Brasil e EUA
Paulo Nogueira Batista Jr.
As relações entre os EUA e o Brasil têm sido objeto de muitos comentários duvidosos na imprensa brasileira no passado recente. A visita do presidente Obama, entre outras aspectos positivos, ajudará, acredito, a desmistificar um pouco o tema.
Foi reveladora, por exemplo, a declaração de Mike Froman, vice-conselheiro de segurança nacional da Casa Branca: “Essa viagem é fundamentalmente a respeito da recuperação econômica americana e de exportações americanas. As exportações para o Brasil geram 250 mil empregos nos EUA; metade da população do Brasil é hoje considerada classe média e isso cria uma grande oportunidade para vendermos nossos produtos lá”.
De fato, o Brasil vem dando importante contribuição à recuperação dos EUA. O nosso déficit comercial com os EUA aumentou de US$ 4,5 bilhões em 2009 para US$ 7,8 bilhões em 2010, segundo dados do Ministério de Desenvolvimento, Indústria e Comércio Exterior.
A julgar pelas declarações de Froman, os EUA querem que o Brasil contribua ainda mais. A pergunta óbvia é: qual a contrapartida? O que os americanos estão botando na mesa? Maior acesso ao mercado americano? Redução das inúmeras barreiras às exportações brasileiras que existem nos EUA?
Espero que esteja enganado, mas é provável que os EUA tenham, atualmente, muito a pedir e pouco a oferecer. A situação econômica deles continua frágil, o desemprego muito elevado e eles precisam, desesperadamente, exportar mais para o resto do mundo. Os americanos querem sair da crise ampliando a sua presença em mercados promissores como o do Brasil.
Do lado brasileiro, como se sabe, um dos problemas é que o nosso déficit externo total aumentou rapidamente e já alcança níveis preocupantes. Não parece razoável que o Brasil amplie ainda mais o seu desequilíbrio bilateral com os EUA. Precisaríamos, ao contrário, diminuí-lo.
Seja como for, as relações Brasil-EUA não se limitam a temas bilaterais. São cada vez mais importantes as questões de ordem mundial (Nações Unidas, G-20, FMI, Banco Mundial, clima, etc.).
Nesse terreno, também não está muito claro o que os EUA têm a oferecer. Por exemplo: parece haver alguma dificuldade de apoiar efetivamente a entrada do Brasil no Conselho de Segurança da ONU. Quando da visita que o presidente Obama fez recentemente à Índia, repercutiu muito a sua declaração de apoio à entrada desse país no Conselho de Segurança. Comparações serão inevitáveis.
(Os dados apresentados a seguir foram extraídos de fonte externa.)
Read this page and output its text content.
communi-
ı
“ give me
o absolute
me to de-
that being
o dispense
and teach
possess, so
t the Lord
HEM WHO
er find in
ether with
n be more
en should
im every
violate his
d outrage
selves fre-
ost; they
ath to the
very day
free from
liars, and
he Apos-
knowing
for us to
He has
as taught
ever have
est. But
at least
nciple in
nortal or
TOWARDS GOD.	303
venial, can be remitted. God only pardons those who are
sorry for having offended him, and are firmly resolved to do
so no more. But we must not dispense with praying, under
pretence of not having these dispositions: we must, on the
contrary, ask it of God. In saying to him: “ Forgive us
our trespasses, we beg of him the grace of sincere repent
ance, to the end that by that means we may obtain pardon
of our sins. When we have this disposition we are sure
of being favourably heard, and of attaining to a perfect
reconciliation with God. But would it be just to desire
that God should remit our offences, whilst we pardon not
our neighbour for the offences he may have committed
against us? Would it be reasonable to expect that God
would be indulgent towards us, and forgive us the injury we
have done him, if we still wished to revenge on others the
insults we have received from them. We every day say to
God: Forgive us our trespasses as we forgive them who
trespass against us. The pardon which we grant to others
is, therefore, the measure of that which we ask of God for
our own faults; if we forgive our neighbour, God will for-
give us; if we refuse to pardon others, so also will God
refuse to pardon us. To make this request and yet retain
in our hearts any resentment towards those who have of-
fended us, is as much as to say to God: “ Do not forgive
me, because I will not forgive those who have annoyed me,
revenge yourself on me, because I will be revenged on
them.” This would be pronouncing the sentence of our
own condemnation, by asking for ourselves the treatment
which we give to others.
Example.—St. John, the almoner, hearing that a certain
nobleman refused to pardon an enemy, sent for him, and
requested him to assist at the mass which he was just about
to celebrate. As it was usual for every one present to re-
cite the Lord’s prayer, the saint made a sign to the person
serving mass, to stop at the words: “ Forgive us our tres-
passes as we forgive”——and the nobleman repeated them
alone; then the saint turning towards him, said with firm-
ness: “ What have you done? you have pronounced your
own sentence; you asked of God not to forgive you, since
Permita-me, leitor, falar um pouco da minha experiência com os americanos no FMI e no G-20. Primeiro, temos tido muitas divergências com eles em diversas questões. É natural. Diferentemente, de muitos países em desenvolvimento e até de alguns desenvolvidos, o Brasil não se alinha automaticamente com os EUA ou qualquer outro país. Atuamos de forma independente, e isso às vezes incomoda grandes potências como os EUA.
Por outro lado, temos também muitas áreas de convergência e pontos de interesse comum com os americanos. Temos atuado em conjunto em diversos temas. A dificuldade é que, mesmo quando há convergência com os EUA no G-20 e no FMI, nem sempre é fácil trabalhar com eles. Eles gostam de fazer tudo sozinhos, sem grandes consultas a outros países.
Atuam, não raro, de forma unilateral. E nem sempre escolhem os melhores caminhos para alcançar objetivos comuns. Essa é uma mensagem que eles têm dificuldade de absorver: o Brasil espera ser consultado e ouvido antes de qualquer iniciativa importante. Parceria, sim. Mas com diálogo, e não para apoiar fatos consumados. A relação só será produtiva se for de igual para igual.
Paulo Nogueira Batista Jr. é economista e diretor-executivo pelo Brasil e mais oito países no Fundo Monetário Internacional, mas expressa os seus pontos de vista em caráter pessoal.